Obama needs to lead on our opioid epidemic
The opioid epidemic in this country deserves all the attention it is getting, and more, from our elected officials at every level of government, so we’re a bit perplexed about why President Obama displayed such a dismissive attitude toward a proposal from the National Governors Association to address the issue.
Members of the NGA had their annual meeting with the president earlier this week and presented the president with a well-crafted, bipartisan plan to confront the opioid problem. The president was hardly supportive.
“If we go to doctors right now and say, ‘Don’t overprescribe,’ without providing some mechanism for people in these communities to deal with the pain they have or the issues that they have, then we’re not going to solve the problem, because the pain is real, the mental illness is real,” the president said, according to a report on Yahoo News. “In some cases, addiction is already there.”
That response is puzzling to us on several levels. First, it’s about time someone compels the doctors who are not taking proper care with their prescriptions to rein in their dispensing of these powerful, potentially deadly drugs. Second, while opioids may be the only way to provide relief to some patients, there exist many other options for dealing with pain in most cases. One would be broader access to medical marijuana, an issue that Pennsylvania’s lawmakers thus far have refused to adequately address, for which they should be ashamed. Third, just because some already are addicted to opioids is no reason to refuse to crack down on the prescribing of these drugs. Those who are addicted should be shepherded into treatment, and that treatment should be made more accessible. The goal here should be to prevent more people from becoming addicts and perhaps dying from their addictions.

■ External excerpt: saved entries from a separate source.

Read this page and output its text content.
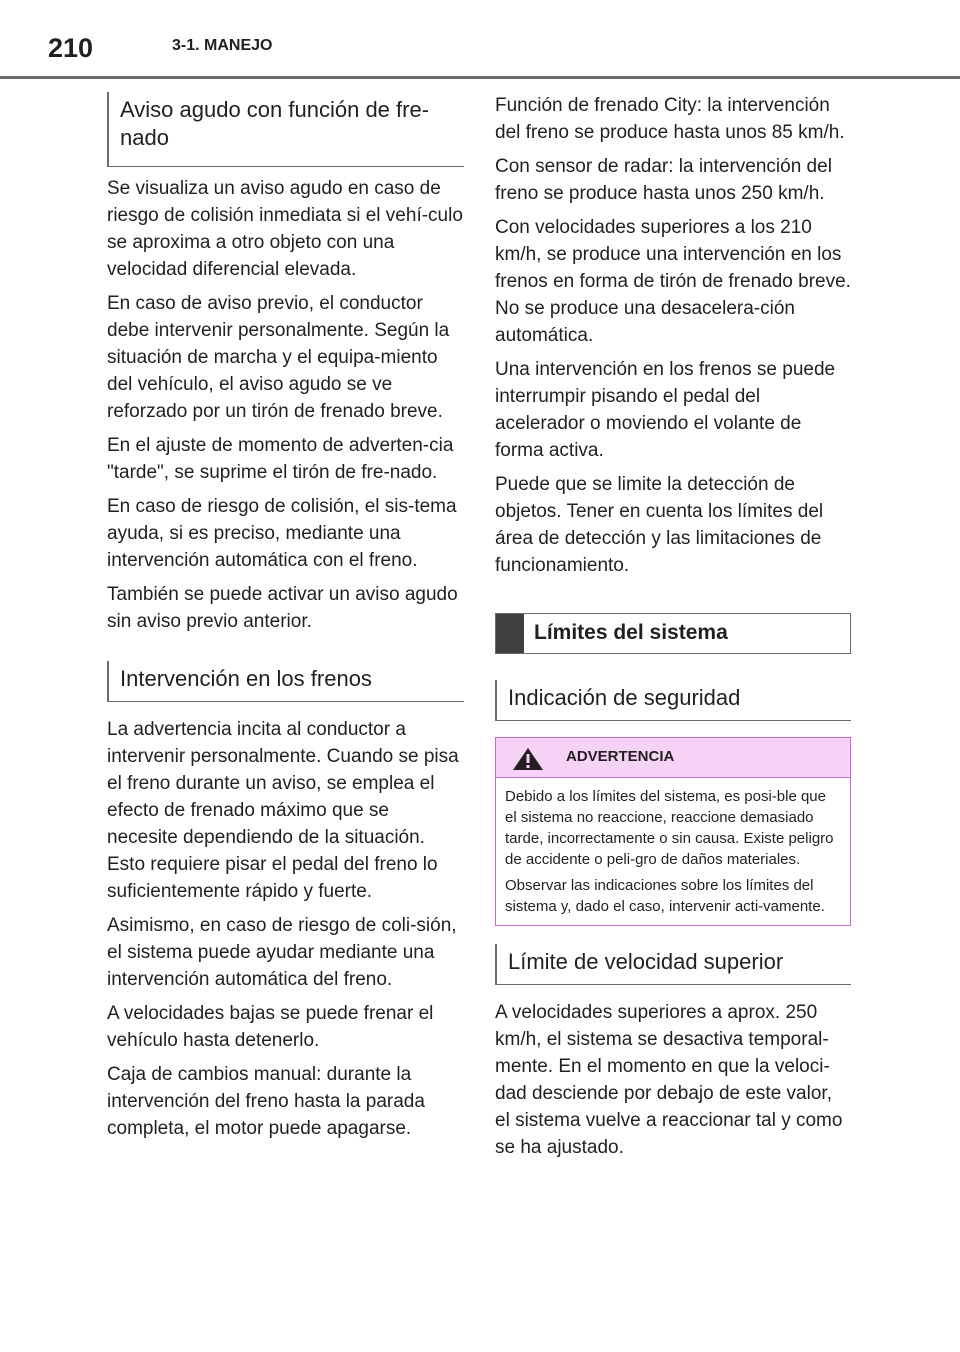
210	3-1. MANEJO
Aviso agudo con función de fre-
nado

Se visualiza un aviso agudo en caso de riesgo de colisión inmediata si el vehí-culo se aproxima a otro objeto con una velocidad diferencial elevada.

En caso de aviso previo, el conductor debe intervenir personalmente. Según la situación de marcha y el equipa-miento del vehículo, el aviso agudo se ve reforzado por un tirón de frenado breve.

En el ajuste de momento de adverten-cia "tarde", se suprime el tirón de fre-nado.

En caso de riesgo de colisión, el sis-tema ayuda, si es preciso, mediante una intervención automática con el freno.

También se puede activar un aviso agudo sin aviso previo anterior.

Intervención en los frenos

La advertencia incita al conductor a intervenir personalmente. Cuando se pisa el freno durante un aviso, se emplea el efecto de frenado máximo que se necesite dependiendo de la situación. Esto requiere pisar el pedal del freno lo suficientemente rápido y fuerte.

Asimismo, en caso de riesgo de coli-sión, el sistema puede ayudar mediante una intervención automática del freno.

A velocidades bajas se puede frenar el vehículo hasta detenerlo.

Caja de cambios manual: durante la intervención del freno hasta la parada completa, el motor puede apagarse.

Función de frenado City: la intervención del freno se produce hasta unos 85 km/h.

Con sensor de radar: la intervención del freno se produce hasta unos 250 km/h.

Con velocidades superiores a los 210 km/h, se produce una intervención en los frenos en forma de tirón de frenado breve. No se produce una desacelera-ción automática.

Una intervención en los frenos se puede interrumpir pisando el pedal del acelerador o moviendo el volante de forma activa.

Puede que se limite la detección de objetos. Tener en cuenta los límites del área de detección y las limitaciones de funcionamiento.

Límites del sistema
Indicación de seguridad
ADVERTENCIA

Debido a los límites del sistema, es posi-ble que el sistema no reaccione, reaccione demasiado tarde, incorrectamente o sin causa. Existe peligro de accidente o peli-gro de daños materiales.

Observar las indicaciones sobre los límites del sistema y, dado el caso, intervenir acti-vamente.

Límite de velocidad superior

A velocidades superiores a aprox. 250 km/h, el sistema se desactiva temporal-mente. En el momento en que la veloci-dad desciende por debajo de este valor, el sistema vuelve a reaccionar tal y como se ha ajustado.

Yahoo News cites figures from the Centers for Disease Control and Prevention that show nearly 50,000 people died from drug overdoses in 2014, with about 61 percent of the deaths attributed to powerful prescription painkillers and heroin. And, as we know from story after story from victims of the heroin epidemic, many of them had been on the “oxy-type” painkillers, and when those either lost their effectiveness or became too expensive, they turned to heroin.

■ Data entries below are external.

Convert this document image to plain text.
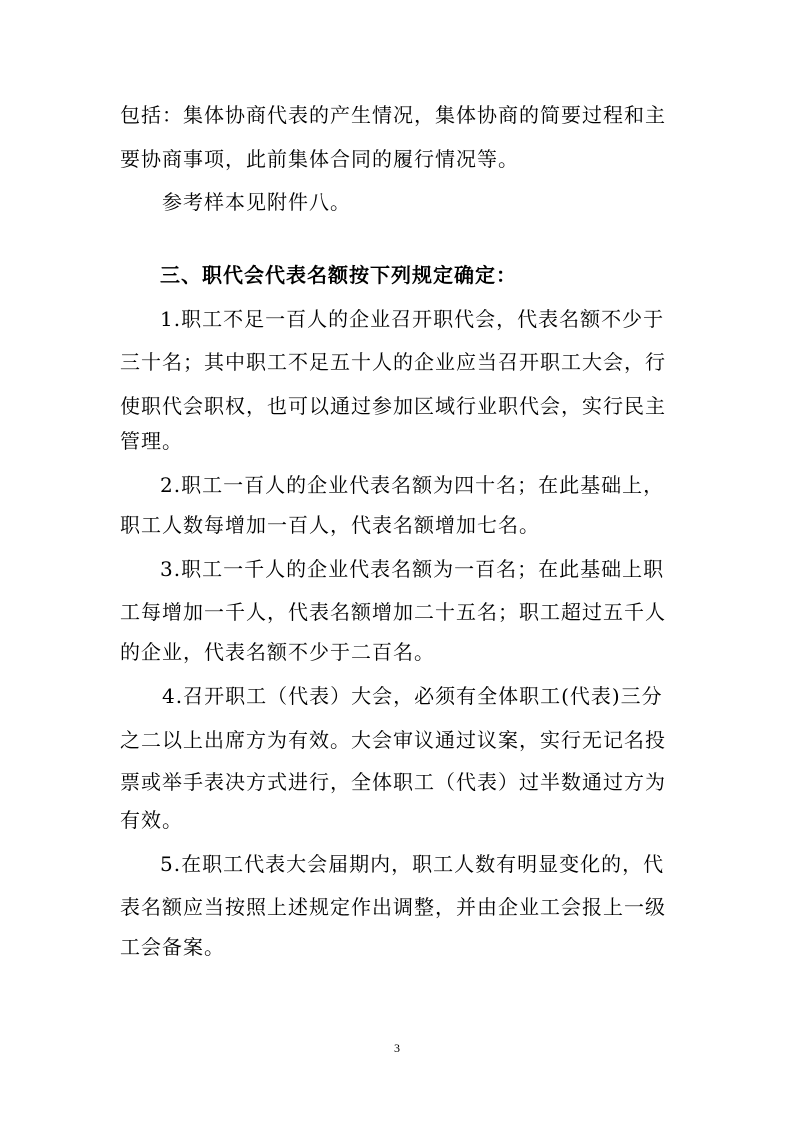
包括：集体协商代表的产生情况，集体协商的简要过程和主
要协商事项，此前集体合同的履行情况等。
参考样本见附件八。
三、职代会代表名额按下列规定确定：
1.职工不足一百人的企业召开职代会，代表名额不少于
三十名；其中职工不足五十人的企业应当召开职工大会，行
使职代会职权，也可以通过参加区域行业职代会，实行民主
管理。
2.职工一百人的企业代表名额为四十名；在此基础上，
职工人数每增加一百人，代表名额增加七名。
3.职工一千人的企业代表名额为一百名；在此基础上职
工每增加一千人，代表名额增加二十五名；职工超过五千人
的企业，代表名额不少于二百名。
4.召开职工（代表）大会，必须有全体职工(代表)三分
之二以上出席方为有效。大会审议通过议案，实行无记名投
票或举手表决方式进行，全体职工（代表）过半数通过方为
有效。
5.在职工代表大会届期内，职工人数有明显变化的，代
表名额应当按照上述规定作出调整，并由企业工会报上一级
工会备案。
3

One has to wonder how careful some doctors are about putting these drugs into circulation. The CDC said, “Health care providers wrote 259 million prescriptions for painkillers in 2012, enough for every American adult to have a bottle of pills.”
The nation’s governors are not acting alone. Their proposal was issued in concert with concerned physicians, including Dr. Patrice A. Harris, chairwoman-elect of the American Medical Association.
Among their suggestions:
• Better and greater use of drug-monitoring databases
• Improved education about pain management that would begin in medical schools and continue throughout doctors’ careers
• Prioritized treatment for those who have become addicted to prescription drugs
• Continued promotion of overdose-prevention and education programs, and increased access to naloxone, which has been used to great effect to reverse heroin overdoses
“Prescribers have primary responsibility for ensuring patients understand that misuse of opioids can result in addiction, overdose and death,” the NGA said in its report. “It is time to put an end to this epidemic’s hold on our country. Many states have already taken steps, and many physicians and medical societies have partnered in these efforts. But collectively, we must do more. We must demonstrate the leadership it takes to make meaningful changes that will have a lasting impact. Not only is it our job, as governors and physicians, but also our responsibility to the American people.”
We wish the president had not brushed off the governors so abruptly, and had heeded their call to “demonstrate leadership.” Their proposals deserve further consideration, and action.